Summer boating season officially begins this weekend; safety on water encouraged

Published 12:01 pm Tuesday, May 25, 2021

This past weekend there were reports of two boating accidents on Tennessee waterways, with one death. A woman was killed and a man was injured when a houseboat exploded on a Tennessee river Sunday afternoon after refueling.
Carter Countians so love taking to the state’s abundant waters, and the freedom of the outdoors and the loosening of pandemic restrictions all point to a predictable jump in water-based activity and gatherings this upcoming Memorial Day weekend.
It’s the job of every boat operator to make sure the water is a safe place for everyone on it. All boat owners need to take their ownership seriously and understand that the fun and freedom of boating also demand responsibility.
Speed boats, pontoons, fishing boats, canoes — all of them have a right to be on the water. Sometimes common sense and good manners often dictate how to act, but all boat operators should be familiar with the rules of the water.
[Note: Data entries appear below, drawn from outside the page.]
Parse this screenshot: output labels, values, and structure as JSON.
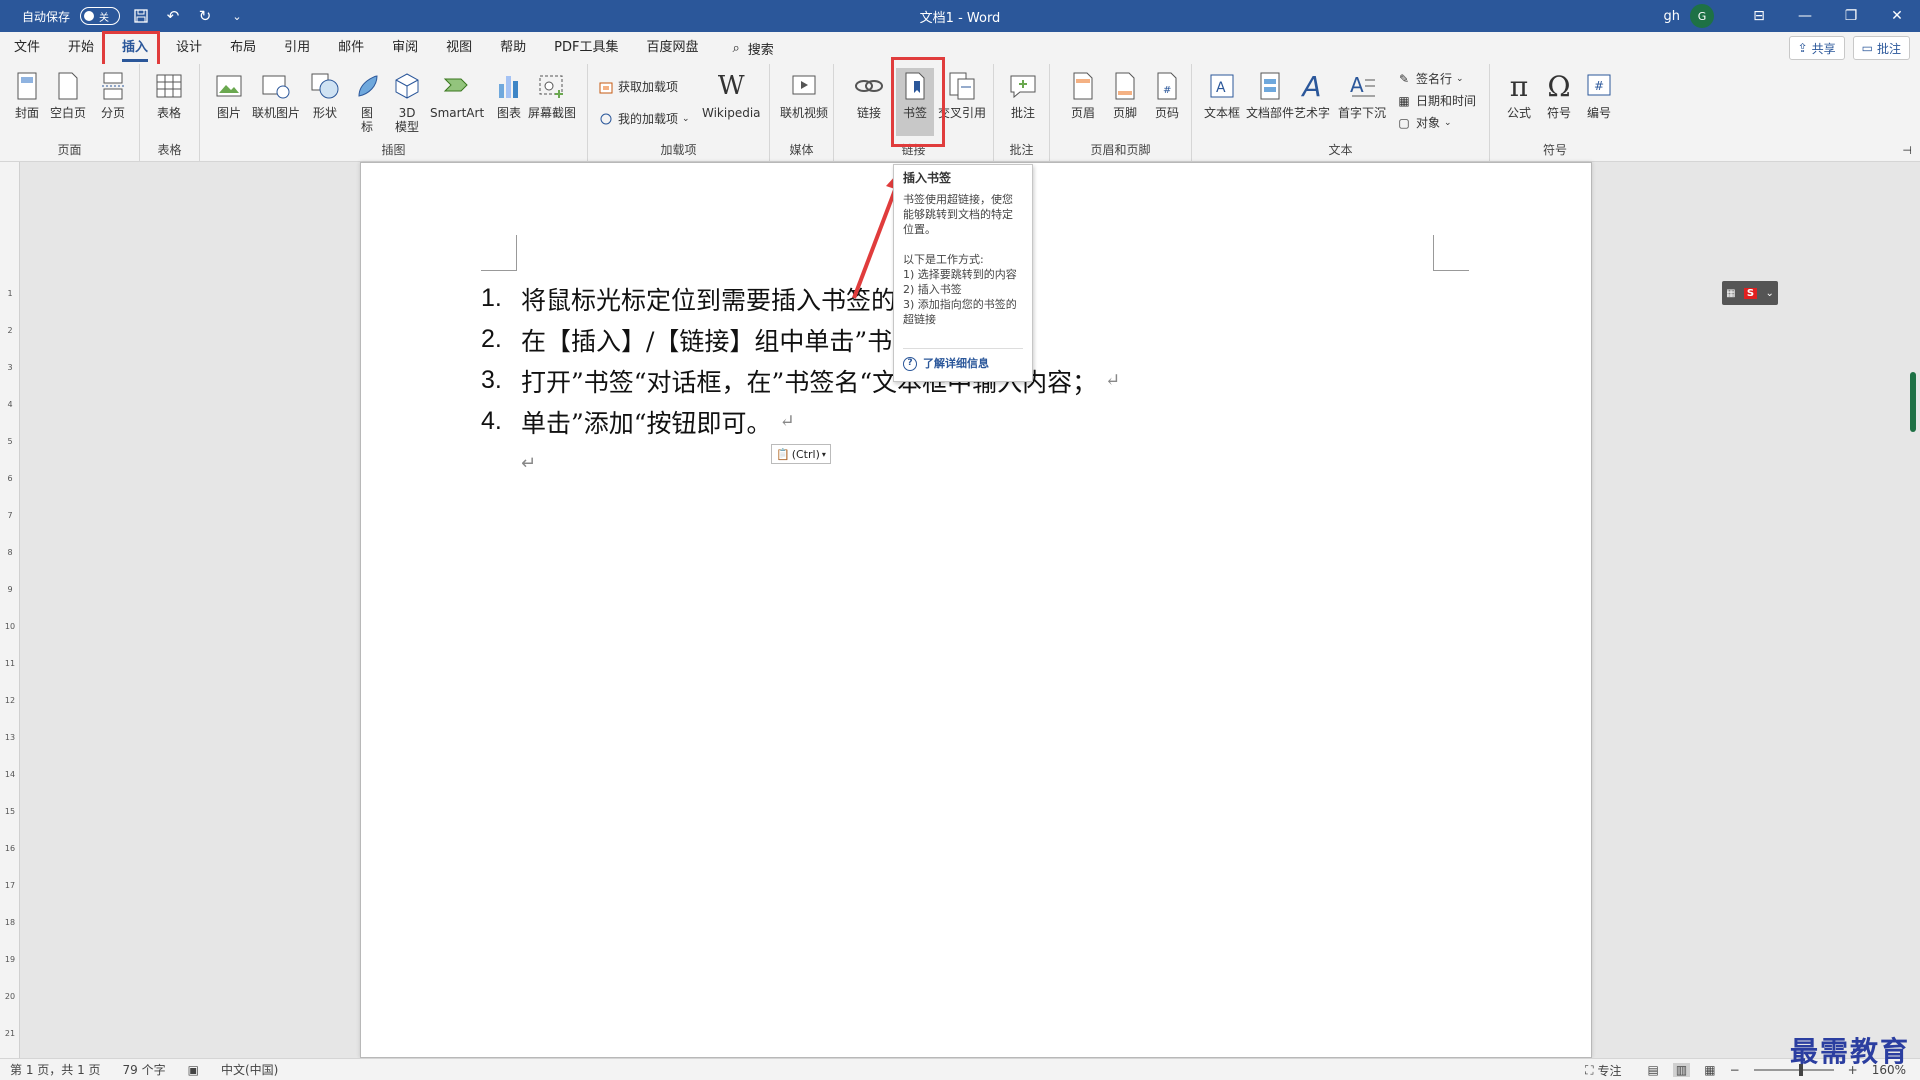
{
  "titlebar": {
    "autosave_label": "自动保存",
    "autosave_state": "关",
    "title": "文档1 - Word",
    "user": "gh",
    "avatar": "G"
  },
  "menu": {
    "tabs": [
      "文件",
      "开始",
      "插入",
      "设计",
      "布局",
      "引用",
      "邮件",
      "审阅",
      "视图",
      "帮助",
      "PDF工具集",
      "百度网盘"
    ],
    "active_tab": "插入",
    "search": "搜索",
    "share": "共享",
    "comment": "批注"
  },
  "ribbon": {
    "page": {
      "label": "页面",
      "cover": "封面",
      "blank": "空白页",
      "break": "分页"
    },
    "table": {
      "label": "表格",
      "table": "表格"
    },
    "illustrations": {
      "label": "插图",
      "picture": "图片",
      "online_picture": "联机图片",
      "shapes": "形状",
      "icons": "图标",
      "model": "3D模型",
      "smartart": "SmartArt",
      "chart": "图表",
      "screenshot": "屏幕截图"
    },
    "addins": {
      "label": "加载项",
      "get": "获取加载项",
      "mine": "我的加载项",
      "wikipedia": "Wikipedia"
    },
    "media": {
      "label": "媒体",
      "video": "联机视频"
    },
    "links": {
      "label": "链接",
      "link": "链接",
      "bookmark": "书签",
      "crossref": "交叉引用"
    },
    "comments": {
      "label": "批注",
      "comment": "批注"
    },
    "headerfooter": {
      "label": "页眉和页脚",
      "header": "页眉",
      "footer": "页脚",
      "pagenum": "页码"
    },
    "text": {
      "label": "文本",
      "textbox": "文本框",
      "parts": "文档部件",
      "wordart": "艺术字",
      "dropcap": "首字下沉",
      "signature": "签名行",
      "datetime": "日期和时间",
      "object": "对象"
    },
    "symbols": {
      "label": "符号",
      "equation": "公式",
      "symbol": "符号",
      "number": "编号"
    }
  },
  "tooltip": {
    "title": "插入书签",
    "desc": "书签使用超链接，使您能够跳转到文档的特定位置。",
    "how": "以下是工作方式:",
    "step1": "1) 选择要跳转到的内容",
    "step2": "2) 插入书签",
    "step3": "3) 添加指向您的书签的超链接",
    "more": "了解详细信息"
  },
  "document": {
    "items": [
      {
        "num": "1.",
        "text": "将鼠标光标定位到需要插入书签的"
      },
      {
        "num": "2.",
        "text": "在【插入】/【链接】组中单击”书"
      },
      {
        "num": "3.",
        "text": "打开”书签“对话框，在”书签名“文本框中输入内容；"
      },
      {
        "num": "4.",
        "text": "单击”添加“按钮即可。"
      }
    ],
    "paste_label": "(Ctrl)"
  },
  "statusbar": {
    "page": "第 1 页，共 1 页",
    "words": "79 个字",
    "language": "中文(中国)",
    "focus": "专注",
    "zoom_percent": "160%",
    "zoom_level": 0.6
  },
  "colors": {
    "accent": "#2b579a",
    "highlight_red": "#e03c3c"
  },
  "watermark": "最需教育"
}
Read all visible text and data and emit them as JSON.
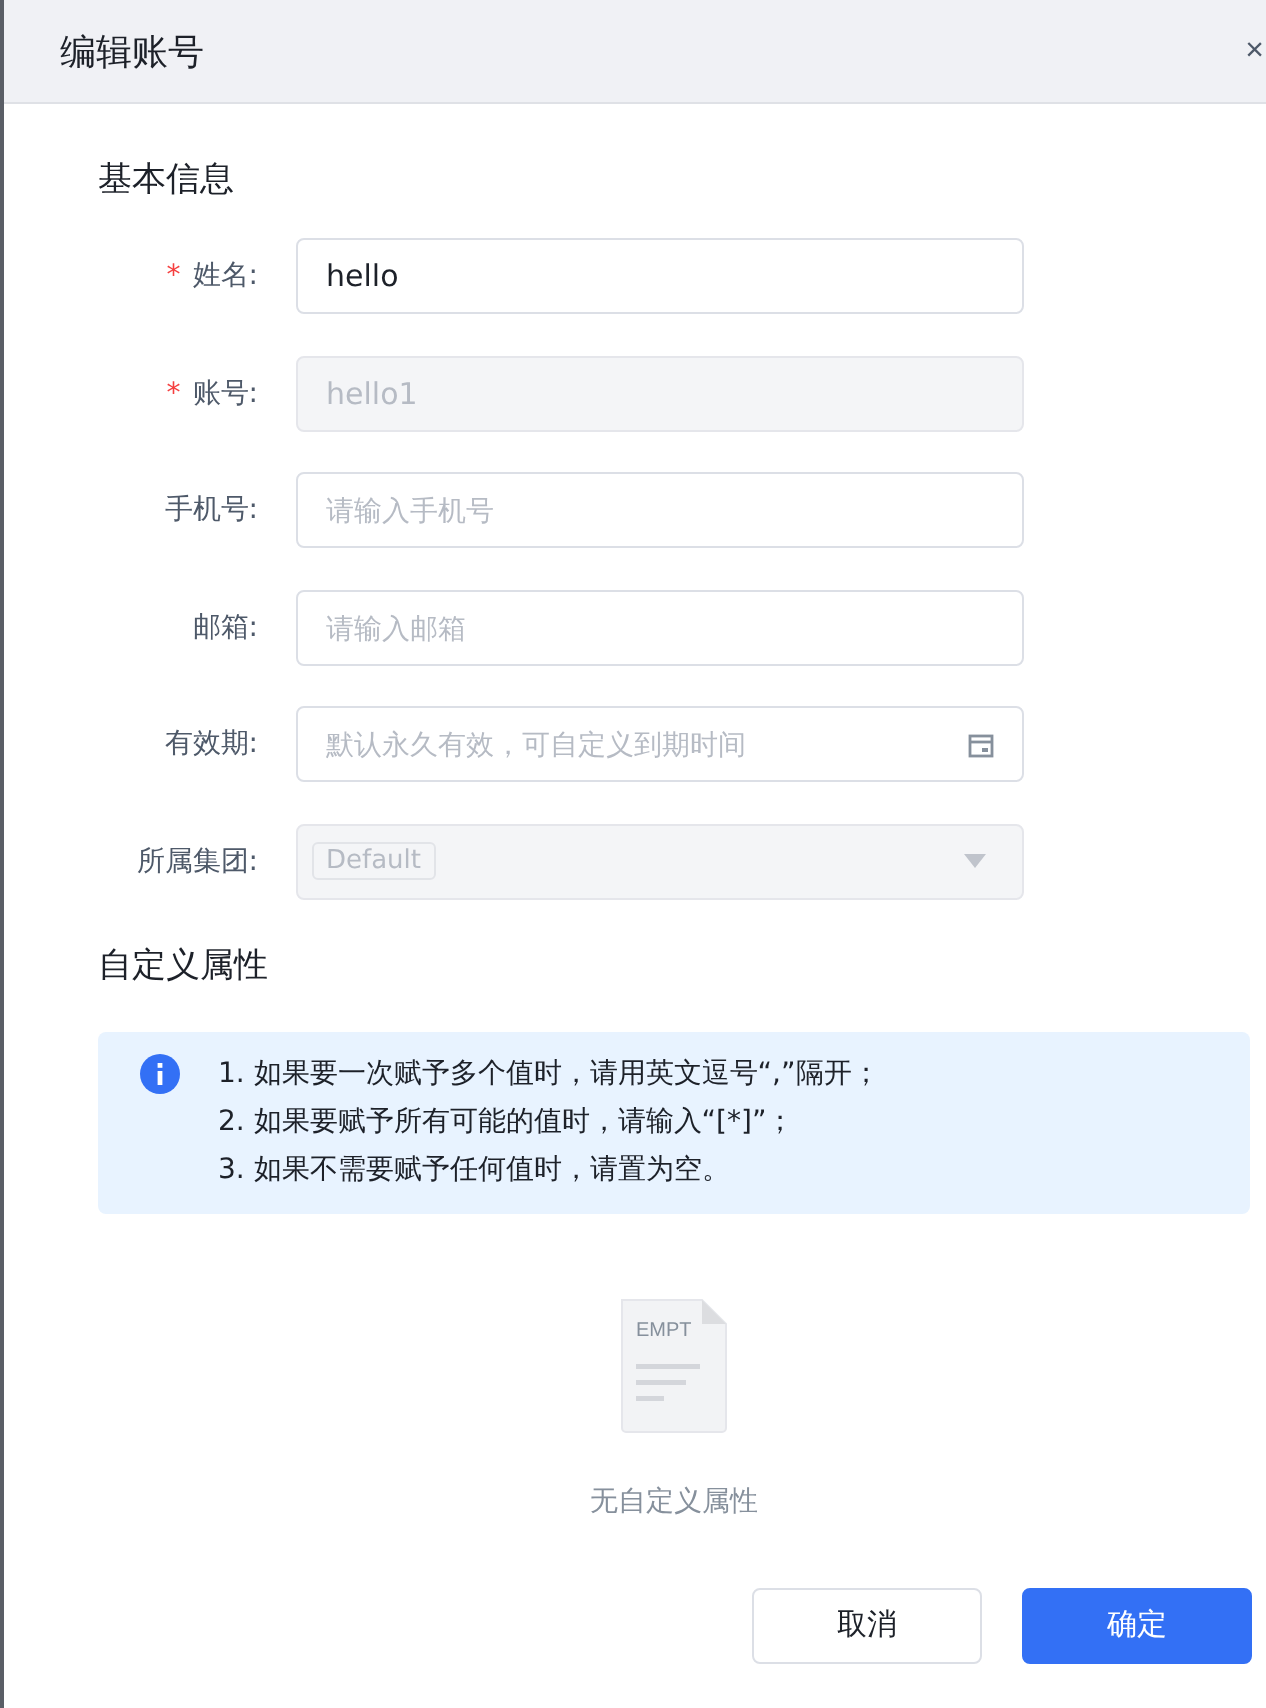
{
  "dialog": {
    "title": "编辑账号",
    "close": "×"
  },
  "basic_section": {
    "title": "基本信息",
    "fields": [
      {
        "kind": "text",
        "label": "姓名:",
        "required_mark": "*",
        "value": "hello",
        "disabled": false
      },
      {
        "kind": "text",
        "label": "账号:",
        "required_mark": "*",
        "value": "hello1",
        "disabled": true
      },
      {
        "kind": "text",
        "label": "手机号:",
        "placeholder": "请输入手机号",
        "disabled": false
      },
      {
        "kind": "text",
        "label": "邮箱:",
        "placeholder": "请输入邮箱",
        "disabled": false
      },
      {
        "kind": "date",
        "label": "有效期:",
        "placeholder": "默认永久有效，可自定义到期时间",
        "disabled": false
      },
      {
        "kind": "select",
        "label": "所属集团:",
        "tag": "Default",
        "disabled": true
      }
    ]
  },
  "custom_section": {
    "title": "自定义属性",
    "notice": [
      "1. 如果要一次赋予多个值时，请用英文逗号“,”隔开；",
      "2. 如果要赋予所有可能的值时，请输入“[*]”；",
      "3. 如果不需要赋予任何值时，请置为空。"
    ],
    "empty": {
      "illustration_text": "EMPT",
      "text": "无自定义属性"
    }
  },
  "buttons": [
    {
      "label": "取消",
      "kind": "default"
    },
    {
      "label": "确定",
      "kind": "primary"
    }
  ]
}
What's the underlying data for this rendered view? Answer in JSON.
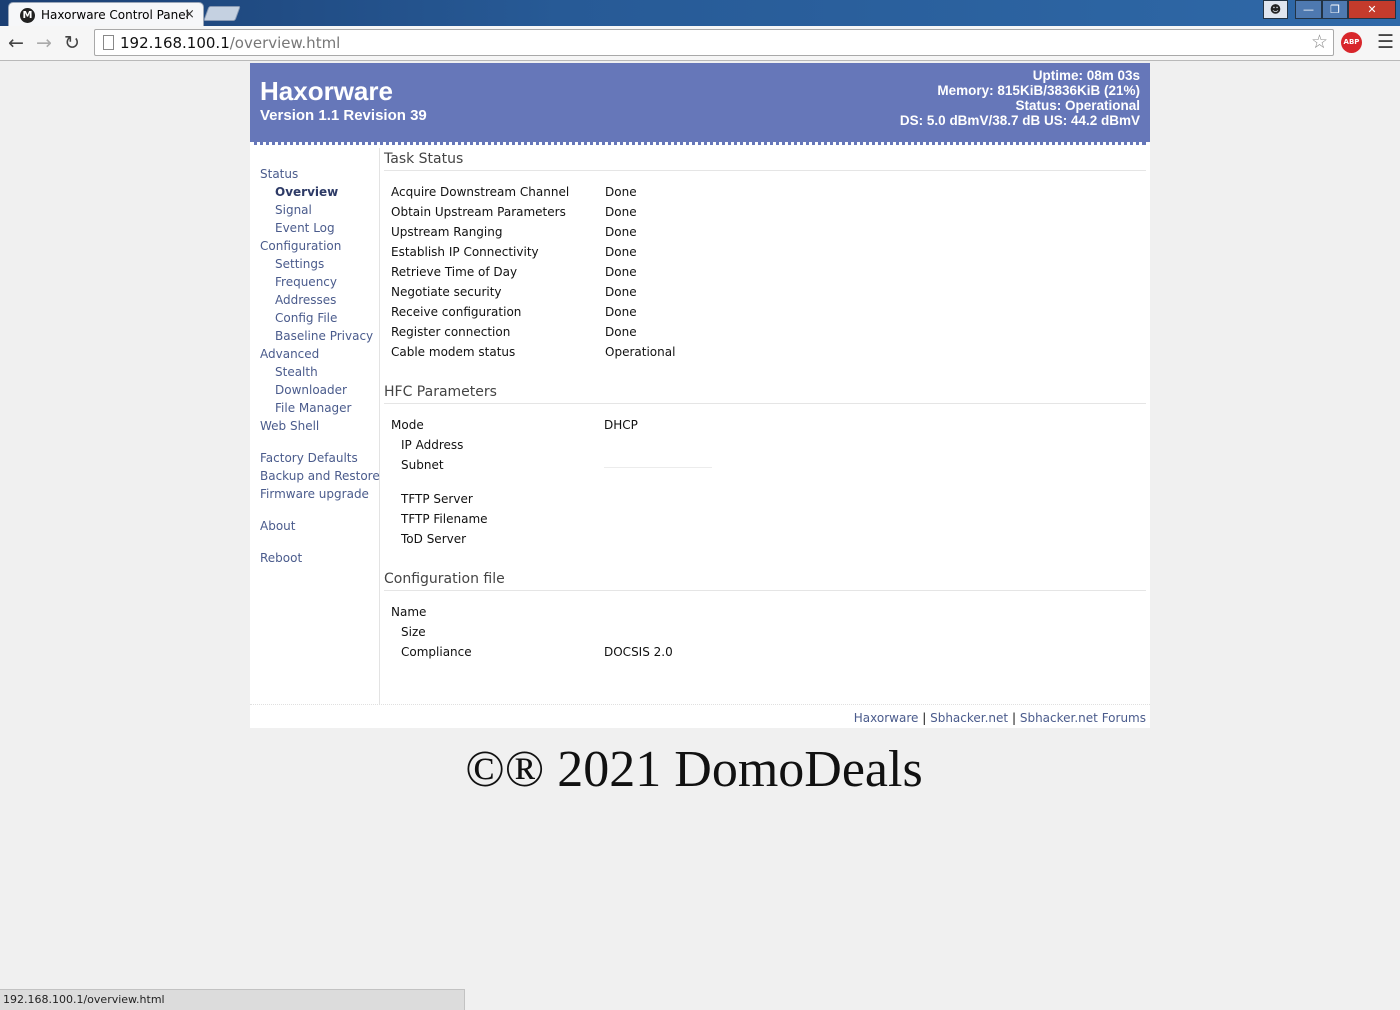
{
  "browser": {
    "tab_title": "Haxorware Control Panel",
    "tab_close": "×",
    "url_host": "192.168.100.1",
    "url_path": "/overview.html",
    "abp_label": "ABP",
    "status_url": "192.168.100.1/overview.html"
  },
  "header": {
    "title": "Haxorware",
    "version": "Version 1.1 Revision 39",
    "uptime": "Uptime: 08m 03s",
    "memory": "Memory: 815KiB/3836KiB (21%)",
    "status": "Status: Operational",
    "levels": "DS: 5.0 dBmV/38.7 dB US: 44.2 dBmV"
  },
  "sidebar": {
    "status": "Status",
    "overview": "Overview",
    "signal": "Signal",
    "event_log": "Event Log",
    "configuration": "Configuration",
    "settings": "Settings",
    "frequency": "Frequency",
    "addresses": "Addresses",
    "config_file": "Config File",
    "baseline_privacy": "Baseline Privacy",
    "advanced": "Advanced",
    "stealth": "Stealth",
    "downloader": "Downloader",
    "file_manager": "File Manager",
    "web_shell": "Web Shell",
    "factory_defaults": "Factory Defaults",
    "backup_restore": "Backup and Restore",
    "firmware_upgrade": "Firmware upgrade",
    "about": "About",
    "reboot": "Reboot"
  },
  "task_status": {
    "title": "Task Status",
    "rows": [
      {
        "label": "Acquire Downstream Channel",
        "value": "Done"
      },
      {
        "label": "Obtain Upstream Parameters",
        "value": "Done"
      },
      {
        "label": "Upstream Ranging",
        "value": "Done"
      },
      {
        "label": "Establish IP Connectivity",
        "value": "Done"
      },
      {
        "label": "Retrieve Time of Day",
        "value": "Done"
      },
      {
        "label": "Negotiate security",
        "value": "Done"
      },
      {
        "label": "Receive configuration",
        "value": "Done"
      },
      {
        "label": "Register connection",
        "value": "Done"
      },
      {
        "label": "Cable modem status",
        "value": "Operational"
      }
    ]
  },
  "hfc": {
    "title": "HFC Parameters",
    "mode_label": "Mode",
    "mode_value": "DHCP",
    "ip_label": "IP Address",
    "subnet_label": "Subnet",
    "tftp_server_label": "TFTP Server",
    "tftp_filename_label": "TFTP Filename",
    "tod_server_label": "ToD Server"
  },
  "config_file": {
    "title": "Configuration file",
    "name_label": "Name",
    "size_label": "Size",
    "compliance_label": "Compliance",
    "compliance_value": "DOCSIS 2.0"
  },
  "footer": {
    "link1": "Haxorware",
    "link2": "Sbhacker.net",
    "link3": "Sbhacker.net Forums",
    "sep": "|"
  },
  "watermark": "©® 2021 DomoDeals"
}
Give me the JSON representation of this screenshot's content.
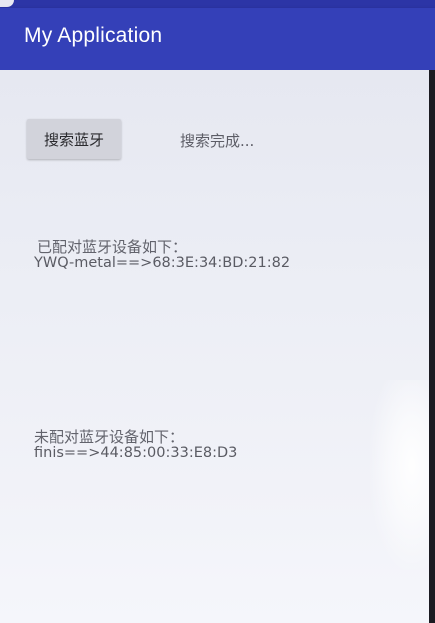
{
  "app": {
    "title": "My Application"
  },
  "controls": {
    "search_button_label": "搜索蓝牙",
    "search_status": "搜索完成..."
  },
  "paired": {
    "heading": "已配对蓝牙设备如下：",
    "devices": [
      "YWQ-metal==>68:3E:34:BD:21:82"
    ]
  },
  "unpaired": {
    "heading": "未配对蓝牙设备如下：",
    "devices": [
      "finis==>44:85:00:33:E8:D3"
    ]
  },
  "colors": {
    "app_bar": "#3440b8",
    "content_background": "#eceef5",
    "button_background": "#d2d3db"
  }
}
Knowing the state-specific law is important, such as penalties for DWI violations, one of the top factors in boating accidents. It is important to consider the effects of drinking and driving whether on water or land. In a boat on the water, the effects of alcohol increase because of external stressors such as engine, vibration, wave motion and glare from the sun. Operating a boat under the influence or drugs is illegal in Tennessee, and wildlife officers will be out en masse this weekend to ensure the safety of the boating public.
Life jackets save lives and are as important as coolers and sunscreen when it comes to boating.
Along with making sure to be well-versed on the operation of the boat and knowing safety procedures, boat operators must be aware of their surroundings, including nearby swimmers or water-skiers, rafts, docks and threatening weather.
Although waterways are much safer than roadways in Tennessee, in 2020 there were 32 boating fatalities, the most in 37 years which came on the heels of a record-low in 2019. There have been eight fatalities thus far this year.
The Tennessee Boating Incident Statistical Report for 2020 reported the most common type of boat involved in an accident was an open motherboard, and the most common operation during an incident was recreational cruising. 
The TWRA reports a noticeable increase in boating traffic during the past year and a boom in the use of paddle craft, such as kayaks and paddle boards throughout the state. PFDS are a requirement on kayaks and state up paddle craft.
If you’re lucky enough to have landed a new boat or already own one or two, keep in mind that the joy of boating can turn tragic with one bad decision. Taking a few minutes to check some of the boat components may be the key to having a nice, safe outing. Check hoses to make sure they are in good shape. Make sure the lights work and carry extra fuses and bulbs.
It’s just the beginning of the boating season; let’s all do our part to make sure everyone on the water has a safe and enjoyable summer.